Études féministes de la sécurité · Livres
Études féministes de sécurité
Titre originalFeminist Security Studies
Annick T. R. Wibben reconstruit la sécurité par la théorie narrative, demandant qui raconte la menace et quelles expériences les récits étatiques excluent.
Critique et guide de lecture
Feminist Security Studies: A Narrative Approach ne se contente pas d’ajouter les femmes à la sécurité : il demande comment les récits la rendent intelligible. Annick T. R. Wibben montre États, stratèges et disciplines raconter menaces, protecteurs, victimes et violence nécessaire. Ces narrations décident quelle mort devient crise, quelle peur reste privée et quelles institutions obtiennent du pouvoir au nom de la protection.

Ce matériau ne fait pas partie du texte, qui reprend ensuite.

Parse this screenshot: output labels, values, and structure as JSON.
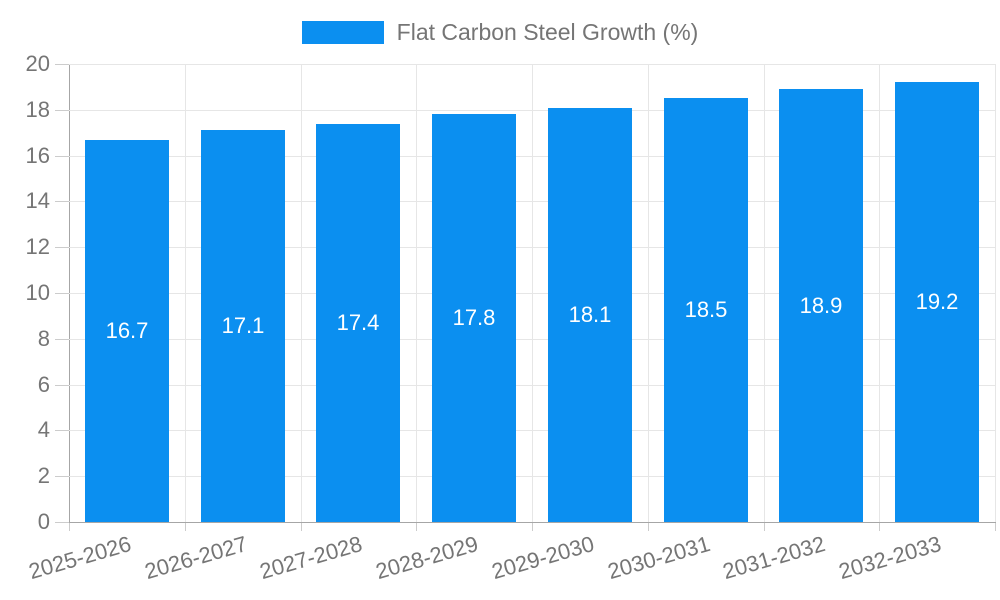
{
  "chart_data": {
    "type": "bar",
    "title": "",
    "xlabel": "",
    "ylabel": "",
    "legend_position": "top",
    "grid": true,
    "categories": [
      "2025-2026",
      "2026-2027",
      "2027-2028",
      "2028-2029",
      "2029-2030",
      "2030-2031",
      "2031-2032",
      "2032-2033"
    ],
    "series": [
      {
        "name": "Flat Carbon Steel Growth (%)",
        "color": "#0b8ff0",
        "values": [
          16.7,
          17.1,
          17.4,
          17.8,
          18.1,
          18.5,
          18.9,
          19.2
        ],
        "value_labels": [
          "16.7",
          "17.1",
          "17.4",
          "17.8",
          "18.1",
          "18.5",
          "18.9",
          "19.2"
        ]
      }
    ],
    "ylim": [
      0,
      20
    ],
    "yticks": [
      0,
      2,
      4,
      6,
      8,
      10,
      12,
      14,
      16,
      18,
      20
    ],
    "x_label_rotation_deg": -16,
    "colors": {
      "bar": "#0b8ff0",
      "axis_text": "#757575",
      "legend_text": "#757575",
      "value_label_text": "#ffffff",
      "gridline": "#e6e6e6",
      "axis_line": "#a6a6a6",
      "tick_mark": "#cccccc",
      "background": "#ffffff"
    }
  }
}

Le réalisme conventionnel fait de l’État le sujet et place survie, frontières et puissance militaire au centre. Le féminisme part des violences domestiques, déplacements, pauvreté, charges de care et insécurité d’après-guerre pour montrer que sécurité étatique et humaine divergent. Un État territorialement sûr et fortement armé peut exposer femmes, minorités et réfugiés à un danger systématique ; il peut lui-même constituer la menace.
L’innovation consiste à transformer la narratologie en méthode. Les récits organisent le désordre par personnages, causalité, chronologie et fin : qui devient héros actif, qui reste victime silencieuse, quelle histoire disparaît, quel avenir paraît inévitable ? Il ne suffit pas de recueillir des « voix authentiques » ; il faut analyser forme, circulation et position de la recherche, car entretiens, médias, droit et aide remodèlent aussi les vies racontées.
Le statut de l’expérience change. Les récits personnels de femmes ne sont pas des exemples émotionnels ajoutés à la grande stratégie ; ils en contestent échelle et catégories. Lorsque guerre, frontière ou terrorisme commencent par cuisine, care, attente, disparition ou migration, la sécurité dépasse l’absence de guerre et comprend intégrité corporelle, survie matérielle, continuité des relations et voix. Le récit est à la fois preuve et terrain de lutte.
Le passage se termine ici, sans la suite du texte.